And I remember we’d play tackle football at Belmont Park with various other areas of the city, that kids ride their bikes over and we’d have a knock-down-drag-out, good old-fashioned tackle football game. And the kids from Ridge Street would come. So, this guy named Howard Swift got up, and Howard, Frankie, we called him — do you know him?
Lorenzo Dickerson: He lives in my neighborhood.

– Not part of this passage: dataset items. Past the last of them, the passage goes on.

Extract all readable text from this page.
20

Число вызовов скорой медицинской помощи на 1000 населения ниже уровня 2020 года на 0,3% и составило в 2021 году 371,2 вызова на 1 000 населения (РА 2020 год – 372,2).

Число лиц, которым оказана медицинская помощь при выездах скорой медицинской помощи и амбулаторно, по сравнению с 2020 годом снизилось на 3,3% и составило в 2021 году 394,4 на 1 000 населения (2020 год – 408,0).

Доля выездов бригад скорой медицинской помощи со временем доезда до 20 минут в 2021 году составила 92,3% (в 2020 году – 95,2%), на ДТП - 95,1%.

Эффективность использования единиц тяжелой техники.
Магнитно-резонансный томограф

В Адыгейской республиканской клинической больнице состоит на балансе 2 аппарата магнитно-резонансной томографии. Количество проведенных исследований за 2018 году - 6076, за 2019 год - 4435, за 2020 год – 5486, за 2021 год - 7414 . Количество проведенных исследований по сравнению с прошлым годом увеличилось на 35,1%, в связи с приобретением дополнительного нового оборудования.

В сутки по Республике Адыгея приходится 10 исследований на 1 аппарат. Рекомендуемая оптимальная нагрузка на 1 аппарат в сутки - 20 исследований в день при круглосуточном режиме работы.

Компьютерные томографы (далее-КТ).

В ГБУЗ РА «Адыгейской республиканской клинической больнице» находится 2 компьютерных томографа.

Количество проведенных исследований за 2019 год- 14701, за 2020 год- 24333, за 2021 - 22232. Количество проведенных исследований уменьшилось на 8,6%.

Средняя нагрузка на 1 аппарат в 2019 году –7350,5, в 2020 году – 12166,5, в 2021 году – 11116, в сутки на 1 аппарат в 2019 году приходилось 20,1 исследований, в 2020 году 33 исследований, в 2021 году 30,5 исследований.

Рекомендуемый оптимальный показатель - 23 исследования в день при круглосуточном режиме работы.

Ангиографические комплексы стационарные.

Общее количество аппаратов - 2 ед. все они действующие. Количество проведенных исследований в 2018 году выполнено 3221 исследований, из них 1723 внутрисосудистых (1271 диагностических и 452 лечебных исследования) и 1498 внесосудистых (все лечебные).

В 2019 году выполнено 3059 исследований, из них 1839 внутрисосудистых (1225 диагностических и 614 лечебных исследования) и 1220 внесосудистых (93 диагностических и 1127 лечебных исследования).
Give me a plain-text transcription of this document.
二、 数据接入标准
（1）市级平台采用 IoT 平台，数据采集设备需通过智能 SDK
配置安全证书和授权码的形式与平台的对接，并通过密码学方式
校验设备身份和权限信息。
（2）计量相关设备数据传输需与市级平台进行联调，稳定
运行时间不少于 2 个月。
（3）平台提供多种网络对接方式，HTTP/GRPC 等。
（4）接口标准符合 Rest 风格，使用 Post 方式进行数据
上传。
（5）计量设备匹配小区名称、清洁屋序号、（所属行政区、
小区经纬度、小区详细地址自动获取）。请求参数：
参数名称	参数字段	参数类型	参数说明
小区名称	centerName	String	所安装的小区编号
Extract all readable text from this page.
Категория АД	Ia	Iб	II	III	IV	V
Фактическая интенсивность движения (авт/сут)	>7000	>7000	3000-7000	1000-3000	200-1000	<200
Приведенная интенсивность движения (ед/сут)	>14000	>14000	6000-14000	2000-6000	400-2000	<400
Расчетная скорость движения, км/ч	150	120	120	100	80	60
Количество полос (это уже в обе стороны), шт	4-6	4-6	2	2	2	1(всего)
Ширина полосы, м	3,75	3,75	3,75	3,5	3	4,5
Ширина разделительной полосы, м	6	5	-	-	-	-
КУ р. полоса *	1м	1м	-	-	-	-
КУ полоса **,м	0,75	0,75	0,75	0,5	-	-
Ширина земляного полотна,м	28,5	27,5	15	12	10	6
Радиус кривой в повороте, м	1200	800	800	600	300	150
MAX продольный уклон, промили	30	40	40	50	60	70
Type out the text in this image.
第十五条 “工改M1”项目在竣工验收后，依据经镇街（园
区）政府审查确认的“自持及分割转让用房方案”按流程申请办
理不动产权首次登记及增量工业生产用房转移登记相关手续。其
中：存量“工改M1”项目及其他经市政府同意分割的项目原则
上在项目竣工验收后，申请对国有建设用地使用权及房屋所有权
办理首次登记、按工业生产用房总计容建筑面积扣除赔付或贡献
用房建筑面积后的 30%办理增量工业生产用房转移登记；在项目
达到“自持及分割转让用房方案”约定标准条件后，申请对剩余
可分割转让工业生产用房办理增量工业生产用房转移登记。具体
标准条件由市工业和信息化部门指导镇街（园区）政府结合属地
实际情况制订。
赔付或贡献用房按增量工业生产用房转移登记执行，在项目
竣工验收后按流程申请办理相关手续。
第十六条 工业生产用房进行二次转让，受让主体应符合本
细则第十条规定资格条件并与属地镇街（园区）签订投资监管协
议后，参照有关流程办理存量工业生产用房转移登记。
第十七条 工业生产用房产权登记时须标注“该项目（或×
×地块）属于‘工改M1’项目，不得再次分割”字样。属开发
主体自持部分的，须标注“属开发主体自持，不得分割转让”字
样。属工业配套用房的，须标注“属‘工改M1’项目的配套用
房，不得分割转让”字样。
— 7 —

David Sloan: I’ll be danged. One of the kindest, gentlest human beings you’ll ever know, very diminutive, small guy. Loves sports but was never big enough really to play any of them. And so, I invited Frankie to come, and Frankie invited some other guys that I went to high school with, junior high school and high school with, actually. And Frankie lived on the east side of Ridge Street, so he had to go to Clark. And the Black kids that lived on the west side of Ridge Street went to Johnson. Johnson was heavily influenced by the liberal faculty, and so forth, of the University of Virginia, so it was a little bit of a different climate over there. Belmont was pretty —
George Gilliam: Pretty conservative.
David Sloan: Pretty conservative, working class, tough guys. So, Frankie got up at this group. What we did was, we got together at Washington Park, which for me is always a symbolic park because we wouldn’t go to Washington Park when I was a kid. You would not ride your bike to Washington Park. It’s just the way it was. And so, to me, it’s now a park open and everybody can enjoy it, and it’s still right in the middle of the city. And so, we met at Washington Park, and everybody introduced themselves and talked a little bit about what they’ve been doing all their lives. All these people were born in the ’50s. And Frankie got up and told a story I had never heard before, which was that he was scared to death about his first day at Clark Elementary School because he was afraid that he was going to get beat up, either on his way to school or on his way back to school. He said told his mom and dad the night before and they said, “Well, we can take you to school but we can’t pick you up from school.” So, he knew he was going to have to walk from Clark back to his house on Ridge Street. And he said that, and this is a quote, he said, “I met this white boy and his name was David Sloan, and he walked me home.” And it just about made me cry, which is where I’m close to right now because I had no idea at the time, but my dad was a cop. He dealt with a lot of low-income White and Black people, but we all know, if you open your eyes and your heart to it, that it was a hard time for Black people. Still is. And a hard time for people just with modest economic means. They’re the ones that seemingly get in the most trouble, certainly back then, it seemed to be that way.